Tuesday, May 6, 2014

let me bring your attention back to a facebook status i posted in light of the most recent NBA/sterling scandal:

"no, sterling, NBA doesn't stand for 'No Blacks Allowed'. you're out of your league...and now you're out of ours. see ya. you've been clipped"

though a clever status if i do say so myself, i ended up taking it down a few hours later due to the fact that i felt like a hypocrite.

that's right, a hypocrite.

please hear me out. racism is wrong, very, very wrong. and so is what sterling said, but if we're all being honest, we all struggle [or have struggled] with some form of racism or prejudice towards people who are different from us.

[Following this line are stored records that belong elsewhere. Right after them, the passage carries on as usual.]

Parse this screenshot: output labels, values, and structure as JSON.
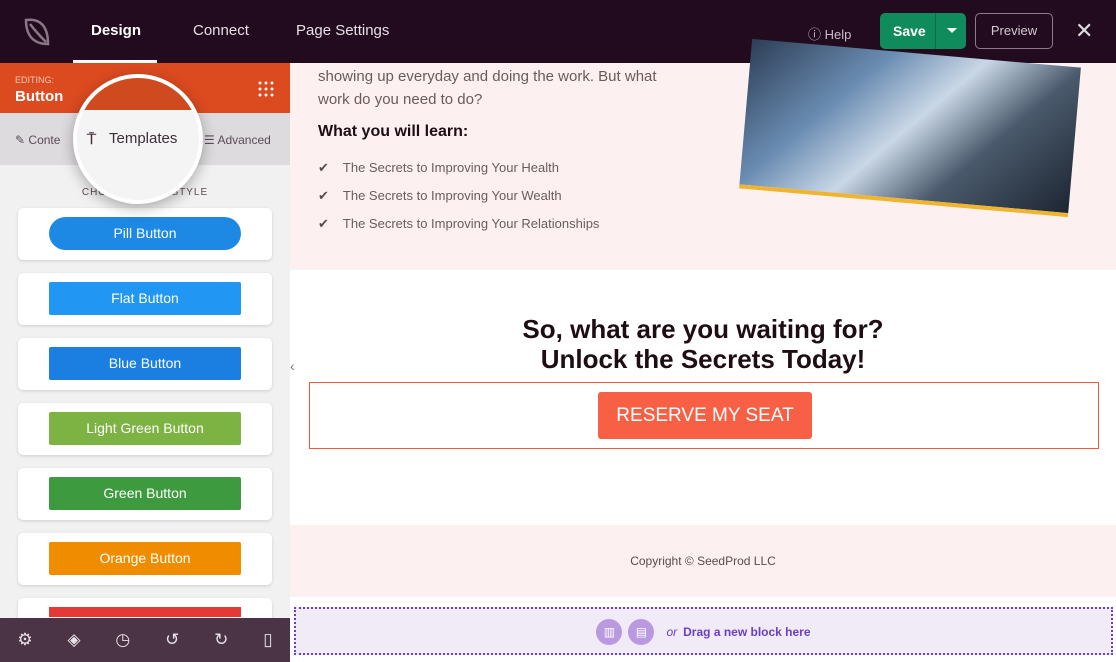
{
  "topbar": {
    "tabs": [
      "Design",
      "Connect",
      "Page Settings"
    ],
    "help": "Help",
    "save": "Save",
    "preview": "Preview",
    "close": "✕"
  },
  "sidebar": {
    "editing_label": "EDITING:",
    "editing_value": "Button",
    "tabs": {
      "content": "Conte",
      "templates": "Templates",
      "advanced": "Advanced"
    },
    "section_title": "CHOOSE YOUR STYLE",
    "templates": [
      {
        "label": "Pill Button",
        "color": "#1e88e5"
      },
      {
        "label": "Flat Button",
        "color": "#2196f3"
      },
      {
        "label": "Blue Button",
        "color": "#1a7fe0"
      },
      {
        "label": "Light Green Button",
        "color": "#7cb342"
      },
      {
        "label": "Green Button",
        "color": "#3d9a3e"
      },
      {
        "label": "Orange Button",
        "color": "#f08c00"
      }
    ],
    "toolbar": [
      "settings-icon",
      "layers-icon",
      "history-icon",
      "undo-icon",
      "redo-icon",
      "mobile-preview-icon"
    ]
  },
  "canvas": {
    "intro": "showing up everyday and doing the work. But what work do you need to do?",
    "learn_heading": "What you will learn:",
    "learn_items": [
      "The Secrets to Improving Your Health",
      "The Secrets to Improving Your Wealth",
      "The Secrets to Improving Your Relationships"
    ],
    "cta_line1": "So, what are you waiting for?",
    "cta_line2": "Unlock the Secrets Today!",
    "cta_button": "RESERVE MY SEAT",
    "copyright": "Copyright © SeedProd LLC",
    "drag_or": "or",
    "drag_text": "Drag a new block here"
  }
}
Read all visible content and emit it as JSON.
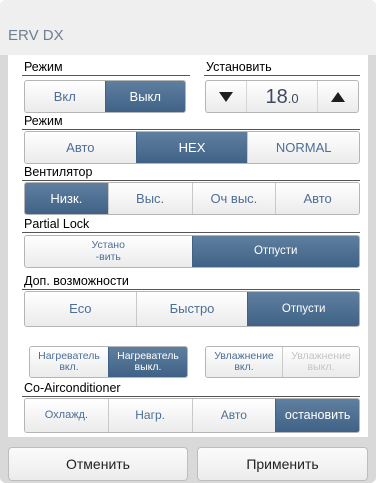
{
  "window": {
    "title": "ERV DX"
  },
  "mode": {
    "label": "Режим",
    "options": [
      {
        "label": "Вкл",
        "active": false
      },
      {
        "label": "Выкл",
        "active": true
      }
    ]
  },
  "setpoint": {
    "label": "Установить",
    "value_int": "18",
    "value_dec": ".0",
    "down_icon": "triangle-down-icon",
    "up_icon": "triangle-up-icon"
  },
  "vent_mode": {
    "label": "Режим",
    "options": [
      {
        "label": "Авто",
        "active": false
      },
      {
        "label": "HEX",
        "active": true
      },
      {
        "label": "NORMAL",
        "active": false
      }
    ]
  },
  "fan": {
    "label": "Вентилятор",
    "options": [
      {
        "label": "Низк.",
        "active": true
      },
      {
        "label": "Выс.",
        "active": false
      },
      {
        "label": "Оч выс.",
        "active": false
      },
      {
        "label": "Авто",
        "active": false
      }
    ]
  },
  "partial_lock": {
    "label": "Partial Lock",
    "options": [
      {
        "line1": "Устано",
        "line2": "-вить",
        "active": false
      },
      {
        "label": "Отпусти",
        "active": true
      }
    ]
  },
  "extra": {
    "label": "Доп. возможности",
    "options": [
      {
        "label": "Eco",
        "active": false
      },
      {
        "label": "Быстро",
        "active": false
      },
      {
        "label": "Отпусти",
        "active": true
      }
    ]
  },
  "heater": {
    "options": [
      {
        "line1": "Нагреватель",
        "line2": "вкл.",
        "active": false
      },
      {
        "line1": "Нагреватель",
        "line2": "выкл.",
        "active": true
      }
    ]
  },
  "humidifier": {
    "options": [
      {
        "line1": "Увлажнение",
        "line2": "вкл.",
        "active": false
      },
      {
        "line1": "Увлажнение",
        "line2": "выкл.",
        "active": false,
        "disabled": true
      }
    ]
  },
  "co_ac": {
    "label": "Co-Airconditioner",
    "options": [
      {
        "label": "Охлажд.",
        "active": false
      },
      {
        "label": "Нагр.",
        "active": false
      },
      {
        "label": "Авто",
        "active": false
      },
      {
        "label": "остановить",
        "active": true
      }
    ]
  },
  "footer": {
    "cancel_label": "Отменить",
    "apply_label": "Применить"
  },
  "colors": {
    "accent": "#4f7196",
    "active_text": "#ffffff",
    "inactive_text": "#4d6f96",
    "disabled_text": "#c4c4c4",
    "title": "#6f7f92"
  }
}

maybe it's not 'as extreme' as what came out of sterling's mouth. maybe it came out of yours when you got cut off from a certain race when you were driving to work the other day ["certain races shouldn't be allowed to drive"], or for my serving friends, maybe your comment came out of your mouth the minute you saw a certain race sit in your section ["they shouldn't be allowed to eat out if they don't learn how to tip"], or maybe, just maybe, you fall into the "i bet he's a terrorist" category, or the "i'm going to cling to my boyfriend's arm when a certain race walks by at night" one. i don't know. but what i do know is that throwing stones isn't going to get us anywhere. especially if it prevents us from doing a heart check of our own.

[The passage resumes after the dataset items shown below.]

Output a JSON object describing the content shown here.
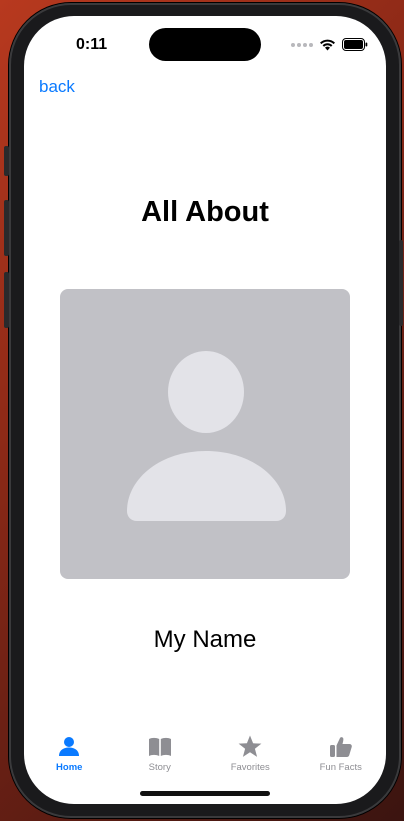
{
  "status_bar": {
    "time": "0:11",
    "icons": [
      "cellular-signal-icon",
      "wifi-icon",
      "battery-icon"
    ]
  },
  "nav": {
    "back_label": "back"
  },
  "page": {
    "title": "All About",
    "photo_icon": "person-placeholder-icon",
    "name": "My Name"
  },
  "tabbar": {
    "tabs": [
      {
        "label": "Home",
        "icon": "person-icon",
        "selected": true
      },
      {
        "label": "Story",
        "icon": "book-icon",
        "selected": false
      },
      {
        "label": "Favorites",
        "icon": "star-icon",
        "selected": false
      },
      {
        "label": "Fun Facts",
        "icon": "thumbs-up-icon",
        "selected": false
      }
    ]
  },
  "colors": {
    "accent": "#0a7aff",
    "tab_inactive": "#8e8e93",
    "placeholder_bg": "#c1c1c6",
    "placeholder_fg": "#e3e3e8"
  }
}
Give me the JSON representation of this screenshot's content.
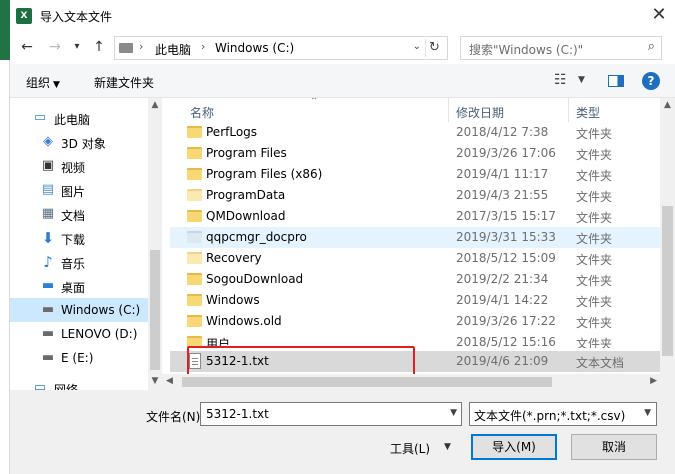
{
  "window": {
    "title": "导入文本文件",
    "app_icon": "excel-icon"
  },
  "address": {
    "crumbs": [
      "此电脑",
      "Windows (C:)"
    ],
    "search_placeholder": "搜索\"Windows (C:)\""
  },
  "toolbar": {
    "organize": "组织",
    "new_folder": "新建文件夹"
  },
  "nav": {
    "items": [
      {
        "label": "此电脑",
        "icon": "computer-icon"
      },
      {
        "label": "3D 对象",
        "icon": "cube-icon"
      },
      {
        "label": "视频",
        "icon": "video-icon"
      },
      {
        "label": "图片",
        "icon": "picture-icon"
      },
      {
        "label": "文档",
        "icon": "document-icon"
      },
      {
        "label": "下载",
        "icon": "download-icon"
      },
      {
        "label": "音乐",
        "icon": "music-icon"
      },
      {
        "label": "桌面",
        "icon": "desktop-icon"
      },
      {
        "label": "Windows (C:)",
        "icon": "drive-icon"
      },
      {
        "label": "LENOVO (D:)",
        "icon": "drive-icon"
      },
      {
        "label": "E (E:)",
        "icon": "drive-icon"
      },
      {
        "label": "网络",
        "icon": "network-icon"
      }
    ]
  },
  "columns": {
    "name": "名称",
    "date": "修改日期",
    "type": "类型"
  },
  "files": [
    {
      "name": "PerfLogs",
      "date": "2018/4/12 7:38",
      "type": "文件夹"
    },
    {
      "name": "Program Files",
      "date": "2019/3/26 17:06",
      "type": "文件夹"
    },
    {
      "name": "Program Files (x86)",
      "date": "2019/4/1 11:17",
      "type": "文件夹"
    },
    {
      "name": "ProgramData",
      "date": "2019/4/3 21:55",
      "type": "文件夹"
    },
    {
      "name": "QMDownload",
      "date": "2017/3/15 15:17",
      "type": "文件夹"
    },
    {
      "name": "qqpcmgr_docpro",
      "date": "2019/3/31 15:33",
      "type": "文件夹"
    },
    {
      "name": "Recovery",
      "date": "2018/5/12 15:09",
      "type": "文件夹"
    },
    {
      "name": "SogouDownload",
      "date": "2019/2/2 21:34",
      "type": "文件夹"
    },
    {
      "name": "Windows",
      "date": "2019/4/1 14:22",
      "type": "文件夹"
    },
    {
      "name": "Windows.old",
      "date": "2019/3/26 17:22",
      "type": "文件夹"
    },
    {
      "name": "用户",
      "date": "2018/5/12 15:16",
      "type": "文件夹"
    },
    {
      "name": "5312-1.txt",
      "date": "2019/4/6 21:09",
      "type": "文本文档"
    }
  ],
  "bottom": {
    "filename_label": "文件名(N):",
    "filename_value": "5312-1.txt",
    "filter_value": "文本文件(*.prn;*.txt;*.csv)",
    "tools": "工具(L)",
    "import": "导入(M)",
    "cancel": "取消"
  }
}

is sterling's mindset off? absolutely. was what he said/implied wrong? for sure. but let's not forget that what he said was taped without his knowledge or permission. after all, how many of us would be in trouble if our thoughts were exposed for the whole world to hear, or if someone we knew backstabbed us like his girlfriend did him?

look, i know that this is a sensitive issue, not to mention a controversial one; my point in writing this blog isn't to make light of racism, or downplay what recently happened in the NBA, but to make us think about how quick we are to point fingers, and how slow we are to self-reflect.